Netze des Lebens
EINFÜHRUNG: Umweltschutz bezieht sich auf alle untereinander vernetzte Lebensgrundlagen. Die Umweltdiskurse der vergangenen Jahrzehnte waren jedoch dominiert vom Thema anthropogen induzierter Klimawandel. Die bedrohliche Dimension der Biodiversitätsverluste gewann erst spät öffentliche Aufmerksamkeit. Die langfristig verheerenden Folgen der weltweiten Bodendegradierung werden nach wie vor stark ignoriert.
von: Dr. Maren Heincke, Referat Stadt- und Landentwicklung des ZGV, m.heincke@zgv.info
Es handelt sich jedoch um eine globale Dreifachkrise. Zerstörung von Klima, Böden und Biodiversität sind kausal sehr eng miteinander verbunden – u. a. über Landnutzungsänderungen der restlichen naturnahen Ökosysteme in Agrarflächen. Beispiele dafür sind Regenwaldabholzung, Moorentwässerung oder der Umbruch von Savannen. Inmitten der sechsten großen Aussterbewelle sterben täglich geschätzt 150 Arten unwiderruflich aus. Zwei Drittel der agrarisch genutzten Böden sind geschädigt und übernutzt. Von den wenigen Zentimetern fruchtbaren Bodenschichten hängen jedoch 95 Prozent der weltweiten Lebensmittelproduktion ab. Die riskante Ressourcenzerstörung führt zu extrem negativen ökologischen, ökonomischen, sozialen, kulturellen und auch gesundheitlichen Folgewirkungen. Ganzheitliche Lösungsansätze müssen deshalb Boden-, Biodiversitäts-, Klima- und Gesundheitsschutz in Form von resilienten Mehrgewinnstrategien adressieren.

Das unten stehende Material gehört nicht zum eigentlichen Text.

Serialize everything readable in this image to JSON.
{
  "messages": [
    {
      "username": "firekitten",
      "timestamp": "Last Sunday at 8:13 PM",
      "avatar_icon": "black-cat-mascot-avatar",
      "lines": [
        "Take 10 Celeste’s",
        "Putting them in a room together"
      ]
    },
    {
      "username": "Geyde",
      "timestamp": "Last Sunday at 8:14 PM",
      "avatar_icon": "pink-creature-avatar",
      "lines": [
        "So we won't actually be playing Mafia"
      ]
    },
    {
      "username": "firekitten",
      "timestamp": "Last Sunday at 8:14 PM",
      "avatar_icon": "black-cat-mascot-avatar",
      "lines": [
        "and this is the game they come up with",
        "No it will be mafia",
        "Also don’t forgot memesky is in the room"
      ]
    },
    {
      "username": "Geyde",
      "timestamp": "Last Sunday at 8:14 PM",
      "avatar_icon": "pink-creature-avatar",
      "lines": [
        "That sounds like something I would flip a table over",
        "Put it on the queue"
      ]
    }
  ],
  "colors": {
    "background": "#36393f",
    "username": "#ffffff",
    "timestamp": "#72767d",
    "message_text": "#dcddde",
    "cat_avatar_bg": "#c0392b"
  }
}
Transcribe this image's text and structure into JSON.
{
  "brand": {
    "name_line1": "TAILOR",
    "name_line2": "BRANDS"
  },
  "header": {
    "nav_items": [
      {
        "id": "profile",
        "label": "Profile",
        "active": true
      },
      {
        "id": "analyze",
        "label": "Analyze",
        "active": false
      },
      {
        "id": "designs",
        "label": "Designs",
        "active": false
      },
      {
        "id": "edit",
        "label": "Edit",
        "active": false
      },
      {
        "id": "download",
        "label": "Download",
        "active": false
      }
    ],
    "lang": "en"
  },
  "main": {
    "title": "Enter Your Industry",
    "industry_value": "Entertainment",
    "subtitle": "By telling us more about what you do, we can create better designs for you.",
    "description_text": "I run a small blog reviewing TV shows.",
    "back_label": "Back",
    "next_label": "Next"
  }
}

Die wichtigsten globalen Umweltprobleme sind seit über 50 Jahren bekannt und wissenschaftlich detailliert untersucht. Das internationale „Washingtoner Artenschutzabkommen“ stammt von 1973. Im Jahr 1975 wurde das „Übereinkommen zum Schutz des Kultur- und Naturerbes der Welt“ beschlossen. Die „Wüstenkonvention“ zur Vermeidung und Verhinderung von Desertifikation und Landdegradation wurde 1994 von der UN verabschiedet. Die 17 UN-Nachhaltigkeitsziele nehmen u. a. Umwelt- und Gesundheitsthemen gemeinsam in den Blick. Die Grundproblematiken haben je nach Staat selbstverständlich eine sehr unterschiedliche Ausprägung.
In Deutschland sind die Gesundheitsstandards bisher im Allgemeinen hoch und es wurden seit den 1970er-Jahren große Erfolge in der Umweltpolitik erreicht, z. B. bei Luftreinhaltung und Abwasserreinigung. Daneben gibt es jedoch stark vernachlässigte umweltrelevante Konfliktfelder. Biodiversitäts- und Bodenschutz gehören dazu. Die gelungene Wiederansiedlung einzelner bedrohter Arten oder zahlreiche Altlastensanierungen können die überwiegend negative Gesamtbilanz nicht verdecken. Problemfelder sind z. B. der schlechte Erhaltungszustand der deutschen Naturschutzgebiete, Rückgang der Populationen auch von „Allerweltsarten“ in Kulturlandschaften, invasive Arten, der Verlust agrargenetischer Ressourcen. Beim Bodenschutz sind neben dem ungebremsten massiven Flächenverbrauch Themen wie Erosion, Bodenkontaminationen oder nachlassende Bodenfruchtbarkeit wichtig.
Der dauerhafte Erhalt einer großen Artenvielfalt sowie lebendiger Böden sind essenziell für Ernährung, Gesundheit und Wohlergehen des Menschen – und somit im wohlverstandenem Eigeninteresse. Ohne gesunde Pflanzen und Tiere, ohne saubere Böden und Wasser gibt es kein menschliches Leben in Würde.